Which would be no better than simply listing the edges. One (possibly) open question is then the following: can we compute a 'minimal' decomposition of any graph \( G \) using the operators? Or better yet — given some decomposition of graph \( G \) using the operators, can we simplify it?

Formalisms aside, the intuitive question is this: can we get a more 'compact' decomposition? One way to start approaching this problem is by looking at the axioms of the algebra. We have the following properties:

1. \( G + G = G + \epsilon = \epsilon + G = G \)
2. \( G \rightarrow \epsilon = \epsilon \rightarrow G = G \)
3. \( x + y = y + x \)
4. \( x \rightarrow y = y \rightarrow x \) for undirected graphs
5. \( x \rightarrow (y + z) = (x \rightarrow y) + (y \rightarrow z) \)
6. \( x \rightarrow y \rightarrow z = (x \rightarrow y) + (x \rightarrow z) + (y \rightarrow z) \)

Probably with quite some head scratching we can use the axioms to simplify our list of edges for \( K_4 \). But a simpler method is to use the following extra observation (simply an application of rule 5 and 6): $$ (x \rightarrow (y + z)) + (y \rightarrow z) = x \rightarrow y \rightarrow z $$

Rewriting our edge list for \( K_4 \): $$ \begin{aligned} K_4 &= (1 \rightarrow (2 + 3 + 4)) + (2 \rightarrow (3 + 4)) + (3 \rightarrow 4) \\ &= (1 \rightarrow (2 + 3 + 4) + (2 \rightarrow 3 \rightarrow 4)) \\ &= (1 \rightarrow (2 + (3 + 4)) + (2 \rightarrow (3 \rightarrow 4))) \\ &= 1 \rightarrow 2 \rightarrow 3 \rightarrow 4 \end{aligned} $$

Which turns out to be 'simpler' than our original expression! This problem probably is NP-hard, but it would be interesting to come up with heuristics to simplify decompositions. Any simplification would likely also help speed up algorithms which process the graph based on decompositions.

Cographs?

Another interesting direction is the following: consider the two operators Disjoint Union (\( \oplus \)) and the Disjoint Join (\( * \)); they should immediately ring bells for those who know about Cographs.
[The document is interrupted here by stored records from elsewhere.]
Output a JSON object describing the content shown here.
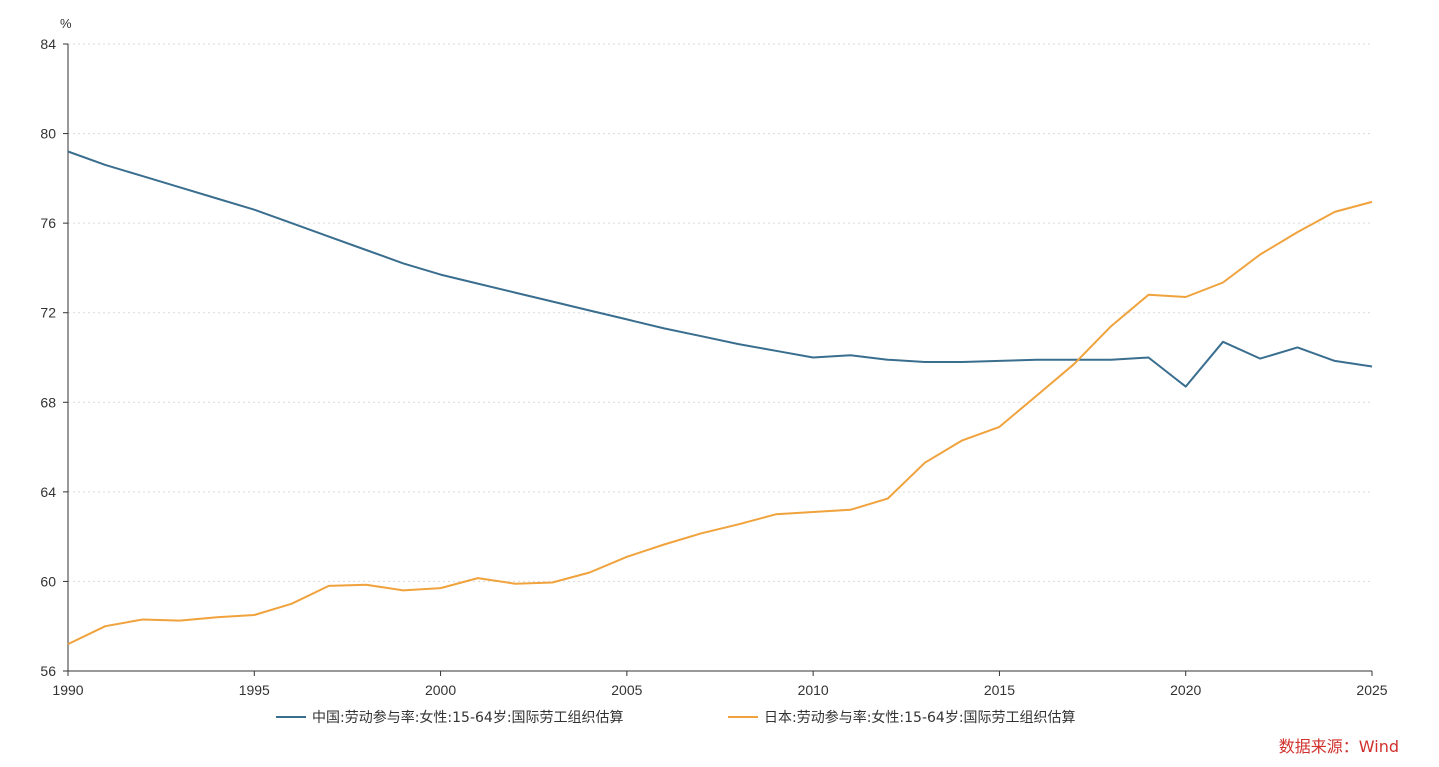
{
  "chart_data": {
    "type": "line",
    "unit": "%",
    "xlim": [
      1990,
      2025
    ],
    "ylim": [
      56,
      84
    ],
    "xticks": [
      "1990",
      "1995",
      "2000",
      "2005",
      "2010",
      "2015",
      "2020",
      "2025"
    ],
    "yticks": [
      "56",
      "60",
      "64",
      "68",
      "72",
      "76",
      "80",
      "84"
    ],
    "grid": "horizontal-dotted",
    "legend_position": "bottom",
    "series": [
      {
        "name": "中国:劳动参与率:女性:15-64岁:国际劳工组织估算",
        "color": "#3a6e8f",
        "x": [
          1990,
          1991,
          1992,
          1993,
          1994,
          1995,
          1996,
          1997,
          1998,
          1999,
          2000,
          2001,
          2002,
          2003,
          2004,
          2005,
          2006,
          2007,
          2008,
          2009,
          2010,
          2011,
          2012,
          2013,
          2014,
          2015,
          2016,
          2017,
          2018,
          2019,
          2020,
          2021,
          2022,
          2023,
          2024,
          2025
        ],
        "values": [
          79.2,
          78.6,
          78.1,
          77.6,
          77.1,
          76.6,
          76.0,
          75.4,
          74.8,
          74.2,
          73.7,
          73.3,
          72.9,
          72.5,
          72.1,
          71.7,
          71.3,
          70.95,
          70.6,
          70.3,
          70.0,
          70.1,
          69.9,
          69.8,
          69.8,
          69.85,
          69.9,
          69.9,
          69.9,
          70.0,
          68.7,
          70.7,
          69.95,
          70.45,
          69.85,
          69.6
        ]
      },
      {
        "name": "日本:劳动参与率:女性:15-64岁:国际劳工组织估算",
        "color": "#f0a23c",
        "x": [
          1990,
          1991,
          1992,
          1993,
          1994,
          1995,
          1996,
          1997,
          1998,
          1999,
          2000,
          2001,
          2002,
          2003,
          2004,
          2005,
          2006,
          2007,
          2008,
          2009,
          2010,
          2011,
          2012,
          2013,
          2014,
          2015,
          2016,
          2017,
          2018,
          2019,
          2020,
          2021,
          2022,
          2023,
          2024,
          2025
        ],
        "values": [
          57.2,
          58.0,
          58.3,
          58.25,
          58.4,
          58.5,
          59.0,
          59.8,
          59.85,
          59.6,
          59.7,
          60.15,
          59.9,
          59.95,
          60.4,
          61.1,
          61.65,
          62.15,
          62.55,
          63.0,
          63.1,
          63.2,
          63.7,
          65.3,
          66.3,
          66.9,
          68.3,
          69.7,
          71.4,
          72.8,
          72.7,
          73.35,
          74.6,
          75.6,
          76.5,
          76.95
        ]
      }
    ]
  },
  "source_text": "数据来源：Wind"
}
They are defined very similarly as follows: $$ \begin{aligned} (V_1, E_1) \oplus (V_2, E_2) &= (V_1 \cup V_2, E_1 \cup E_2) \\ (V_1, E_1) * (V_2, E_2) &= (V_1 \cup V_2, E_1 \cup E_2 \cup (V_1 \times V_2)) \end{aligned} $$

with one very important difference: \( V_1 \) and \( V_2 \) (and by extension, \( E_1 \) and \( E_2 \)) must be disjoint, i.e. \( V_1 \cap V_2 = \emptyset \).
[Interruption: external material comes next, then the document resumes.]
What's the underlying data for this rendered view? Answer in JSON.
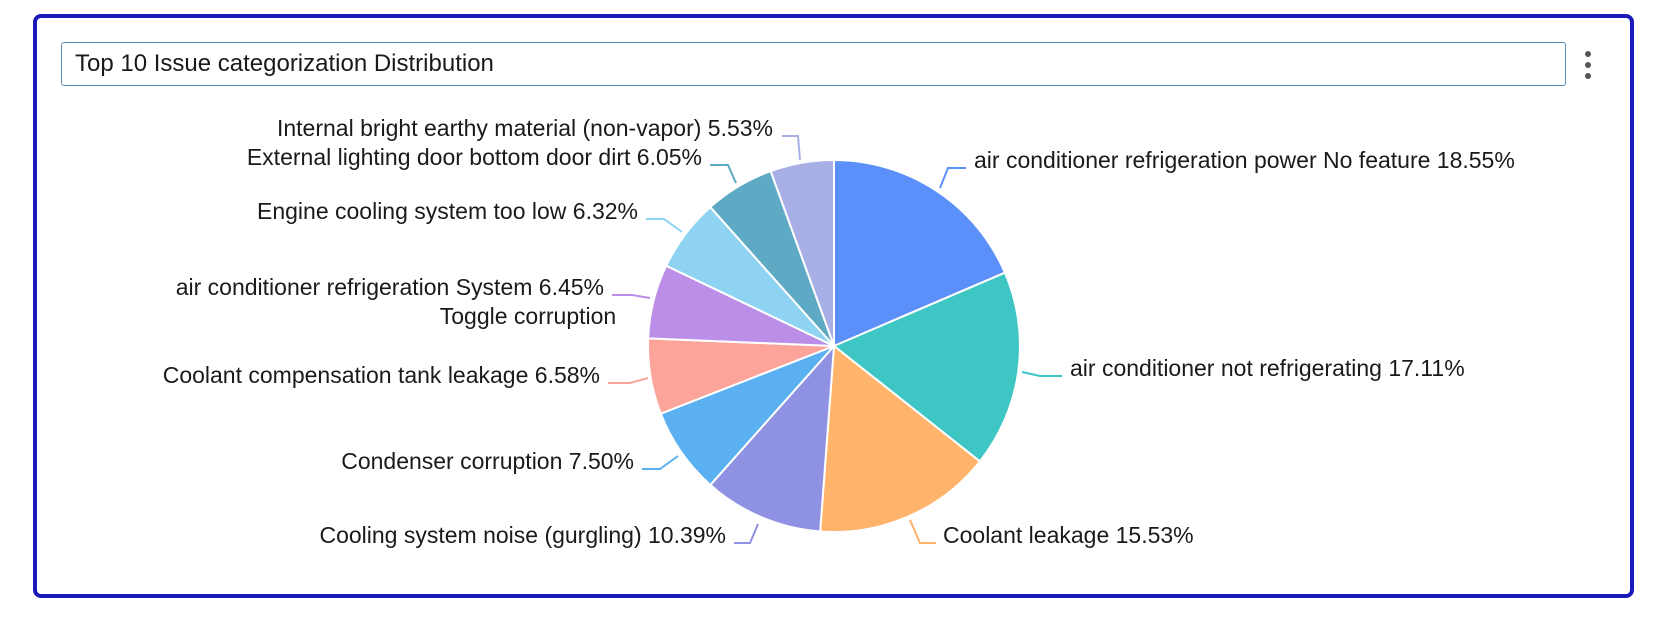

It has been shown that any graphs constructed using the two operations (starting on the one-vertex graph) do not contain \( P_4 \) (the path on 4 vertices) as an induced subgraph (i.e. we cannot get \( P_4 \) by deleting vertices and their incident edges).
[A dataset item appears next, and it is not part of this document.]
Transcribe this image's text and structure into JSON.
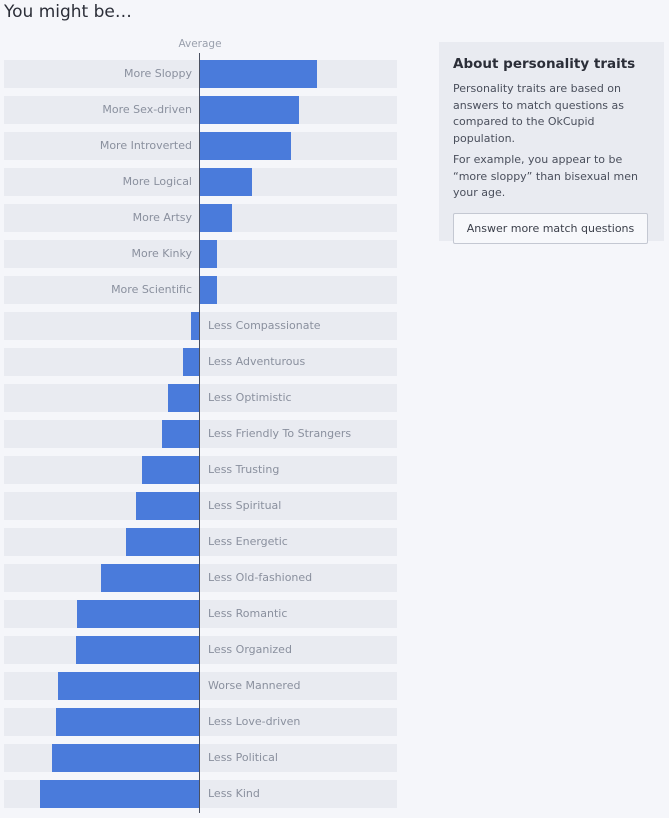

A question naturally arises: given any forbidden subgraph \( H \), does there exist a set of operators such that we cannot get \( H \) as an induced subgraph in graphs constructed using those set of operators? We must place some restrictions on those operators so that the problem doesn't get too easy; they...

• cannot bound the size of the graphs they operate on. Otherwise we can just limit the size of the sets to be \( |H| - 1 \).
• are only allowed to perform set operations on the graphs, e.g. intersection, union, cartesian product, difference, etc.

Even if the answer to the previous question is “not always” or the problem ends up being ill-defined, it would be interesting to see crazy constructions just to prevent say, \( C_3 \).